What you are describing points to failed caulking on the front roof seam and or a corner molding seal failure. This is the seal between the rubber roof and the front wall and or the seal between the corner moldings the roof or the front wall. The same issue can occur on an aluminum sided camper too.
Up on the roof, does the rubber feel bouncy like a tire inner tube/rubber band or more stiff but flexible like a normal Sunline roof? I know you may not know what a normal Sunline roof feels like, but you know what a rubber band feels like. Your camper may have a walk on roof I just do not know if it goes all the way to the front. Even walk on roofs with leaks rot out the wood decking and the rubber can still feel have a tire tube rubber band effect when pressed.
You ideally "do not" fix this from the inside of the camper. Meaning do not take the inside walls apart as your first method of fixing this. You fix this from the outside in. This way you do not damage the inside of the camper and you can repair the wall board in some cases from the outside. If the wall board inside is totally gone, then you do an outside and inside repair but only after starting on the outside in.
I am working on a post now showing how to do this on an aluminum sided camper. Sorry did not finish the job yet but will soon, so stay tuned for daily updates....
http://www.sunlineclub.com/forums/f7...2-a-18706.html
This other post will also show how to fix this but is part of a roof replacement post. It shows the front seam and the corner moldings. How they come apart and how they go back together. There are a lot of good pic's in this post that will help. This will show the magnitude of a front wall repair and if this is something you want to take on.
http://www.sunlineclub.com/forums/f7...avy-16834.html
The difference is, your camper has the fiberglass wall panels and not the aluminum siding. By your pics, Sunline created the sealing system the same between the aluminum sided campers and your fiberglass panel camper.
I "believe" they glued the thin FRP (fiberglass reinforced panel) to a thin sheet of luan plywood and use that as the outside wall board. I "believe" when you take the front corner moldings, the top room seam molding off, and in your case a bottom front molding, the entire front panel will come off. That is if they did not staple the luan on it on at the wall studs before gluing the FRP panels on. That is an unknown for me at this point as I have not yet had a SE option Sunline apart but that is how many of the RV builders of the time did this before the newer vacuum bonding process started. If you can take some pics of the side and bottom front moldings I can confirm they sealed it up just like the aluminum skinned campers.
Since you have the front window out, does the wallboard move away from the wood frame enough to see the front wall board construction? Take some pics and post. For a curved front wall they may have also used a heavy thick corrugated board to bond the FRP panel too and not luan. That method was also common in RV industry back in the mid 2,000's.
This repair is not a small one. More investigation will be needed to determine how far the water infection has spread "before" you start a repair like this. The moisture meter will work on the inside of the camper scanning into the wall and it should work on the outside of the camper scanning inwards. What brand and model meter are you using?
The meter will find metal blips in the wall that will spike the meter as it reads metal like water. But a metal blip is very small and stops and starts fast. A water infection is very large area, not a screw, wire or piece of conduit in the wall stud that comes and goes quick. Ideally you scan the wall from roof top to bottom and see how far the readings go until they get to zero or below 10%. That is if they get that low. If the camper has had a roof leak for a long time, water can find its wall all the way down under the floor. Scan the black plastic membrane on the bottom looking up and it will confirm moisture is in the basement or not. And scan the floor itself.
Also do the side walls starting at the corner and working towards the back of the camper. This will tell if the moisture is around the corner and partly involving the side walls. Ideally you can create a picture or diagram of the moisture readings. Something like this where the red is the wet area and everything outside it is dry. And let use know the wet moisture numbers.
The inside problem
The outside problem area, all the same window leak.
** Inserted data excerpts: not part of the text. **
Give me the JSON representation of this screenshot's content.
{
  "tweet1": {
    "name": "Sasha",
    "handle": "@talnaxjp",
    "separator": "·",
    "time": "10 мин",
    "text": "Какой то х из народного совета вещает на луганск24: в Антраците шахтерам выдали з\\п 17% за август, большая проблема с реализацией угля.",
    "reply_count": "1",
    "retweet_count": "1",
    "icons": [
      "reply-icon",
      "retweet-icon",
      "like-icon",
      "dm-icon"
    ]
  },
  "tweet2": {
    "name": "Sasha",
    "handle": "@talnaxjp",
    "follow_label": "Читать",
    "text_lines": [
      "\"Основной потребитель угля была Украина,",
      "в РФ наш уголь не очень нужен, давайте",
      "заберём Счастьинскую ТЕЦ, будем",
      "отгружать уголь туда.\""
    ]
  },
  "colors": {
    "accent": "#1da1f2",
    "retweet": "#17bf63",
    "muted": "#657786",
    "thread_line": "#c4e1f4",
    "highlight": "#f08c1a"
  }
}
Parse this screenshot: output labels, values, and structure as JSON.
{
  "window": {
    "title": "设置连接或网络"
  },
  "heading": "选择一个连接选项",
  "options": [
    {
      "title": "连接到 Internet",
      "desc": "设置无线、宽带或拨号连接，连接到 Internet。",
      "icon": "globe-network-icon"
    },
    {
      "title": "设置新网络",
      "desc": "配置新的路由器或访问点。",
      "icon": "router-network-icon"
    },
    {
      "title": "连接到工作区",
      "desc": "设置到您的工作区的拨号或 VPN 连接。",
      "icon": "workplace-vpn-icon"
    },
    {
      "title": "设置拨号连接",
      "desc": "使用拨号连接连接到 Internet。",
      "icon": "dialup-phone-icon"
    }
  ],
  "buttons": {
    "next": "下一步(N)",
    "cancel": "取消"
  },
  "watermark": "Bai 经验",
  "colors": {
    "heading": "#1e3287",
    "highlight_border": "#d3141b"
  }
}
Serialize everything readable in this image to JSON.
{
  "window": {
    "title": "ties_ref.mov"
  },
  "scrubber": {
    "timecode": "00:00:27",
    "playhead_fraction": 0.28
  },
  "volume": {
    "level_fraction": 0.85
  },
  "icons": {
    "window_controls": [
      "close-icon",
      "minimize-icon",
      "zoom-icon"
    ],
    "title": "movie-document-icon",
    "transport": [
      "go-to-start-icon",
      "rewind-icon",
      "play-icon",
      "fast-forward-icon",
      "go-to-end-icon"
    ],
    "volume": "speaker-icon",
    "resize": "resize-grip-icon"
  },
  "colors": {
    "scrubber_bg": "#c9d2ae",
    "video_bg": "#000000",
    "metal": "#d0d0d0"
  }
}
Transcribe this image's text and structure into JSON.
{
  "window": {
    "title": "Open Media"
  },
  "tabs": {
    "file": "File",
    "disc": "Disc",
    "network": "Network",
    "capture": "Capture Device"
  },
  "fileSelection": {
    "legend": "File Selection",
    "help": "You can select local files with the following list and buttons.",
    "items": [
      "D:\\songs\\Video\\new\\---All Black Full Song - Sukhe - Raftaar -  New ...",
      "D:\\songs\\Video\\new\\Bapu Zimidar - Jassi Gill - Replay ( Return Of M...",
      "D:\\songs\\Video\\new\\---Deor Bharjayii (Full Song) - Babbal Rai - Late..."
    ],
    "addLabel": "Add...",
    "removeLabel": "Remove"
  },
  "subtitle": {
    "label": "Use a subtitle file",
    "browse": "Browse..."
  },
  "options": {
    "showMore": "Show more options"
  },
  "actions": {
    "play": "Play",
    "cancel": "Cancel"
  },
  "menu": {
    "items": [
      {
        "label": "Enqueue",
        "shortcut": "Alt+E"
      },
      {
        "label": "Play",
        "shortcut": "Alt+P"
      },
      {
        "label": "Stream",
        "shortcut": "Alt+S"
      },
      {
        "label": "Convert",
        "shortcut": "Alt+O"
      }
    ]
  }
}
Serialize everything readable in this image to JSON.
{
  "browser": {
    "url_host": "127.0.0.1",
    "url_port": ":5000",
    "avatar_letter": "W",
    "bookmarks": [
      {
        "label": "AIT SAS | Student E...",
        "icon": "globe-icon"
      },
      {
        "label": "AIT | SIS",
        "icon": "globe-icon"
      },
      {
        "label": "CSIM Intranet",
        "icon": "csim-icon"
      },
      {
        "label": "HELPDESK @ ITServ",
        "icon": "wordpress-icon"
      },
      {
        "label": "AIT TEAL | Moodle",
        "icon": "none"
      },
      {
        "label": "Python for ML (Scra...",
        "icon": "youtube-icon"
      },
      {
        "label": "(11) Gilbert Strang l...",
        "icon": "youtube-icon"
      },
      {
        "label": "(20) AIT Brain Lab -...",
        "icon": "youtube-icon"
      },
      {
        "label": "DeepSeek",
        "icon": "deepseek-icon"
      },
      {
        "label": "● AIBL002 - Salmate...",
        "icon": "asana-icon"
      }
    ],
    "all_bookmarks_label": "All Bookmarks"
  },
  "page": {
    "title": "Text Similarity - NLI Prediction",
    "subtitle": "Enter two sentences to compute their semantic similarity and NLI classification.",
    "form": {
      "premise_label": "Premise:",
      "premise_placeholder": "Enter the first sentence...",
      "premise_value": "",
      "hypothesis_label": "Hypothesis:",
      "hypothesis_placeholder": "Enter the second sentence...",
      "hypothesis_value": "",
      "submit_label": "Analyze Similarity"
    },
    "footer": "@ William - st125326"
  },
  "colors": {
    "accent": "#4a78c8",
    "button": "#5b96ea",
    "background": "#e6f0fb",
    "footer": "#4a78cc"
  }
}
We can then better tell how big or small this job may be. It really depends on how long the leak has been ongoing. If it just happened not long ago, odds are a lot better the leak is not that far spread. If it happened a few years ago, then it will be spread all that much further.
Once you know how large the water infection is, you have some decisions to think through on what to do. Repair it totally, stop the leak to buy time to later do a total repair or some other combination.